Cipolle, carote e patate coltivate secondo metodo biologico hanno lo stesso contenuto di polifenoli e antiossidanti contenuti negli ortaggi da agricoltura convenzionale. Sono le conclusioni di un nuovo studio del National Food Institute dell’Università tecnica della Danimarca, appena pubblicato sul Journal of Agricultural and Food Chemistry. Secondo i sostenitori del “bio”, l’utilizzo di fertilizzanti e antiparassitari avrebbe un impatto negativo sul metabolismo delle piante e, di conseguenza, sulle caratteristiche nutritive e il sapore.
Nel 2009, uno studio della London School of Hygiene and Tropical Medicine della Food Standard Agency aveva suscitato scalpore affermando la sostanziale equivalenza tra alimenti convenzionali e biologici, per i livelli di specifici nutrienti o sostanze rilevanti sul piano nutrizionale.2
Tuttavia, molte ricerche di minore entità avevano riportato maggiori livelli di alcuni nutrienti in prodotti bio, come le fragole.

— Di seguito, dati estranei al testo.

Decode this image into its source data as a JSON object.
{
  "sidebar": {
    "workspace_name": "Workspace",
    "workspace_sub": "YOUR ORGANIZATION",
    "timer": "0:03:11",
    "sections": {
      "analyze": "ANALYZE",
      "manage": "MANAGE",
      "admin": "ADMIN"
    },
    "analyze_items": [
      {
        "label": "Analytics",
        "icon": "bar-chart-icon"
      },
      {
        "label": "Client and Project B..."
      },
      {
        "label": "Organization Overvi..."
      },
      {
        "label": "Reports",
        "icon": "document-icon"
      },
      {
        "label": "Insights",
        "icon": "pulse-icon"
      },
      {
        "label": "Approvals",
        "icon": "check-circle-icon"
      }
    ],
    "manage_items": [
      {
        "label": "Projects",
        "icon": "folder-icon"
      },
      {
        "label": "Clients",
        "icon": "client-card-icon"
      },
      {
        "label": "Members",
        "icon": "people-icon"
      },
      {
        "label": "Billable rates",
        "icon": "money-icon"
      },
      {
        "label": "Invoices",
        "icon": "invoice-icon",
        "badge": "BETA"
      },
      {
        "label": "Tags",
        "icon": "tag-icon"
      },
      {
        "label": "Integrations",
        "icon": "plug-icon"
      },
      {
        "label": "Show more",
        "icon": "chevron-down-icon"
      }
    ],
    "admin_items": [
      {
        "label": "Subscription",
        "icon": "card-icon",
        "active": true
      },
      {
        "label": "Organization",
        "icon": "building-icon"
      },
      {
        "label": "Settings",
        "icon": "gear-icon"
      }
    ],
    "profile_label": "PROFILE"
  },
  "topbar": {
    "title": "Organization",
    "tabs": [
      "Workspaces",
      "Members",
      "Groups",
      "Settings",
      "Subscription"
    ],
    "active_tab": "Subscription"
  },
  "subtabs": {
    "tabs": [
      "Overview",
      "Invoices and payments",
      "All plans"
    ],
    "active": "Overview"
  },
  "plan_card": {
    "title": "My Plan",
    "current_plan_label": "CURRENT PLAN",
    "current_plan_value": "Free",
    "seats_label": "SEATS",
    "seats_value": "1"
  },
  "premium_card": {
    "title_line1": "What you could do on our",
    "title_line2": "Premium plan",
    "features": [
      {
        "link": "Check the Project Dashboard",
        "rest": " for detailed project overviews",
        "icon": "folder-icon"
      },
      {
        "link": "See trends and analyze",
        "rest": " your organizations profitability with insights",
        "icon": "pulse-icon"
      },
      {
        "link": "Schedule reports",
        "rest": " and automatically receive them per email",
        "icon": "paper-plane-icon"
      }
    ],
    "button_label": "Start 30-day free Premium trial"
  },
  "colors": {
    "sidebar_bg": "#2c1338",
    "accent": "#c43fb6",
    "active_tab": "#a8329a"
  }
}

Nella stessa direzione uno studio francese, che contraddiceva l’analisi britannica concludendo che “i prodotti derivati da coltivazione biologica contengono maggiore sostanza secca e minerali – come ferro e magnesio – ma anche maggiori quantità di antiossidanti, come i fenoli e l’acido salicilico”.3
L’Università danese ha giustificato il prezzo più elevato degli alimenti biologici, in termini di rispetto dell’ambiente, del benessere animale, della freschezza e del gusto. Tuttavia, le differenze nutrizionali e i possibili vantaggi per la salute dei consumatori sono ancora controversi, in assenza di dimostrazioni scientifiche.
«L’obiettivo del nostro studio è stato la comparazione dei contenuti di determinati flavonoidi e acidi fenolici tra prodotti (cipolle, carote, patate) derivati da coltivazioni con metodo biologico e convenzionale. … in ragione di tecniche agronomiche, localizzazione geografica e caratteristiche dei terreni», hanno indicato gli autori.
Le coltivazioni, sotto esame per due anni, non hanno mostrato differenze rilevanti nel tenore di polifenoli. L’unica variazione riguarda l’acido clorogenico, maggiore nelle patate “bio”. In conclusione i ricercatori hanno ritenuto sostanzialmente equivalenti gli ortaggi da coltivazioni biologiche e convenzionali.
Però, hanno anche osservato che le ragioni per produrre e consumare “bio” non si esauriscono nei benefici personali legati a nutrizione o salute. C’è la tutela delle colture e dei suoli con tecniche agronomiche responsabili (rotazione delle colture, piantumazione di siepi e alberi, coltivazione contemporanea di piante diverse), la non immissione nell’ambiente di sostanze chimiche di sintesi (concimi, diserbanti, anticrittogamici, insetticidi, pesticidi). E l’attenzione ai cibi di stagione, alla freschezza più che alla conservabilità, al sapore prima che all’aspetto esteriore.
La diatriba rimane irrisolta. Anche perché vanno considerati gli sviluppi della “terza via”: la produzione integrata, in cui l’utilizzo di tecniche agronomiche responsabili si abbina a un uso controllato di fitofarmaci; e le ragioni delle produzioni sostenibili, che – metodo bio o convenzionale che sia – considerano l’impatto ambientale dei processi nella loro complessità, con particolare attenzione ai consumi di energia e di acqua.